Point de sécateur. Une lessive cependant était oubliée
depuis la veille dans un panier, elle alla l'étendre derrière
la maison. Revenant dix minutes plus tard sur la terrasse pour chercher
encore, elle trouva, assise dans le fauteuil d'osier et enveloppée
de son plaid, Sarah souriante, qui buvait lentement du café
dans sa tasse bleue. C'était étrange et fascinant
Sarah qui la regardait par-dessus sa tasse, le sécateur posé
bien en évidence à côté d'elle. Puis
elle reposa la tasse et prit le sécateur avec lequel elle
se mit à jouer machinalement, lui racontant comme elle avait
divinement dormi, comme elle se sentait bien - le sécateur
dessinait des arabesques entre ses mains; Elle l'ouvrait, le fermait,
l'agitait au rythme d'un métronome qui aurait guidé
sa voix chantante - Elle disait encore comme elle se sentait mieux
depuis qu'elle savait son fils à elle, Sarah, chez elle,
Marie qui avait une si jolie maison dans un si beau village, un
si joli jardin..
- " Mais, vous allez l'emmener, parvint à articuler
Valérie"
Ce qui fit longuement et mélodieusement rire Sarah.

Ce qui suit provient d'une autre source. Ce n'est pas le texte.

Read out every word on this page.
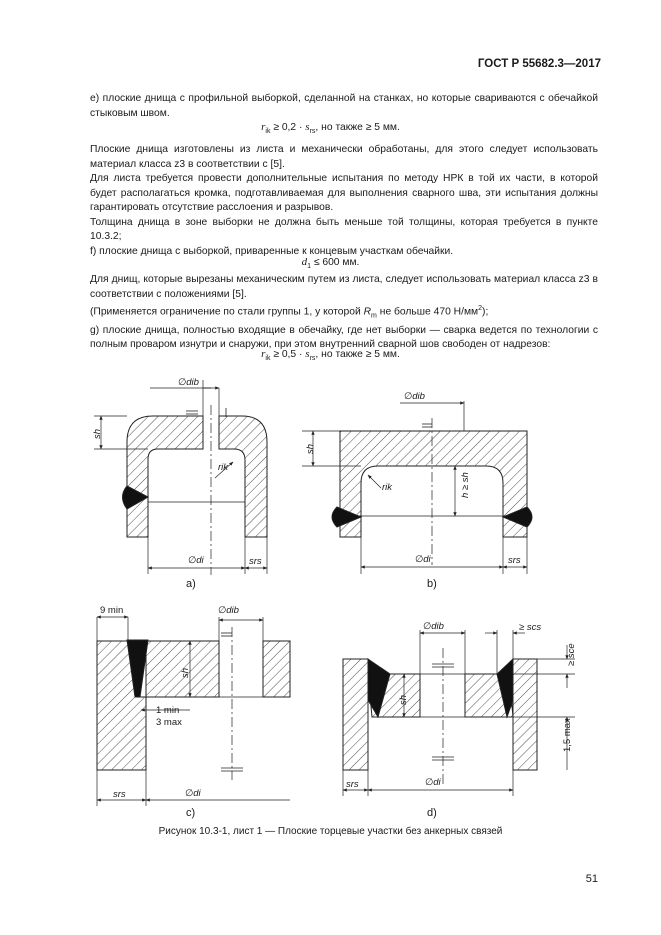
ГОСТ Р 55682.3—2017

е) плоские днища с профильной выборкой, сделанной на станках, но которые свариваются с обечайкой стыковым швом.

$r_{ik} \ge 0,2 \cdot s_{rs}$, но также ≥ 5 мм.

Плоские днища изготовлены из листа и механически обработаны, для этого следует использовать материал класса z3 в соответствии с [5].

Для листа требуется провести дополнительные испытания по методу НРК в той их части, в которой будет располагаться кромка, подготавливаемая для выполнения сварного шва, эти испытания должны гарантировать отсутствие расслоения и разрывов.

Толщина днища в зоне выборки не должна быть меньше той толщины, которая требуется в пункте 10.3.2;

f) плоские днища с выборкой, приваренные к концевым участкам обечайки.

$d_1 \le 600$ мм.

Для днищ, которые вырезаны механическим путем из листа, следует использовать материал класса z3 в соответствии с положениями [5].

(Применяется ограничение по стали группы 1, у которой $R_m$ не больше 470 $Н/мм^2$);

g) плоские днища, полностью входящие в обечайку, где нет выборки — сварка ведется по технологии с полным проваром изнутри и снаружи, при этом внутренний сварной шов свободен от надрезов:

$r_{ik} \ge 0,5 \cdot s_{rs}$, но также ≥ 5 мм.
∅dib
sh
rik
∅di	srs
a)
∅dib
sh
rik	h ≥ sh
∅di	srs
b)
9 min	∅dib
sh
1 min
3 max
∅di
srs
c)
∅dib	≥ scs
≥ sce
sh
1,5 max
∅di
srs
d)
Рисунок 10.3-1, лист 1 — Плоские торцевые участки без анкерных связей
51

Un jeune rire, en écho, venait du tapis du salon où
Julien, faisait des châteaux de cartes, des cartes à
jouer "de collection" qu'on ne prêtait jamais aux
enfants.
- " Je repars tout à l'heure, on me prend à midi,
dit Sarah."
- " Il n'en est pas question rétorqua Valérie,
vous allez emmener votre fils."
Mais le fils, alors, cessa de rire; il se mit à renifler
piteusement dans son dos.
- " Je ne veux pas partir!"
-" Vous voyez bien, dit Sarah"
et se levant, souveraine, elle ajouta
- " J'ai juste le temps de prendre un bain."
Valérie, furieuse, se saisit du sécateur et leur tourna
le dos. Mais le sécateur était bloqué; impossible
de le faire jouer. Coincé, il ne pouvait ni s'ouvrir, ni
se refermer. Elle s'entêta.
- " C' est trop fort, se disait-elle, ça alors ! Ça
alors!"
Alors, le sécateur s'ouvrit et se referma, coupa une grosse
branche de rosier qui sauta en l'air et lui écorcha le front
en retombant, se prit dans son bracelet de cuivre - un bracelet
africain - lui meurtrissant le poignet qui vira immédiatement
au violet. Elle se redressa, le sécateur tomba, lui écrasant
un orteil. Elle trébucha, se raccrocha au rosier grimpant
qui lui balafra le bras et lui laissa deux robustes épines
entre le pouce et l'index.
Elle se laissa tomber dans le fauteuil en osier délaissé,
retira les épines, lécha ses blessures et suça
son sang.
- " J'en ai assez! dit-elle, qu'elle parte!
- Oh oui, murmura doucement Julien derrière elle. Tu t'es
fait mal? et, sans attendre sa réponse, il ajouta:
- Moi, je vais jouer avec mes copains."
Il avait disparu.
Rayonnante et sereine, Sarah revenait de la salle de bains.
- " Je vous prends quelques figues, dit-elle et un peu de raisin."
Ses mains longues et gracieuses, aux doigts couverts de bagues,
allaient de la coupe sur la table basse, au grand sac de voyage
qu'elle refermait.
- " Bien sûr" dit Valérie.
Elle pensait:- " Qu'elle aille au diable!.."
Une Mercedes bleu-grise remontait doucement le chemin des remparts;
son moteur ronronnait au pied de la treille.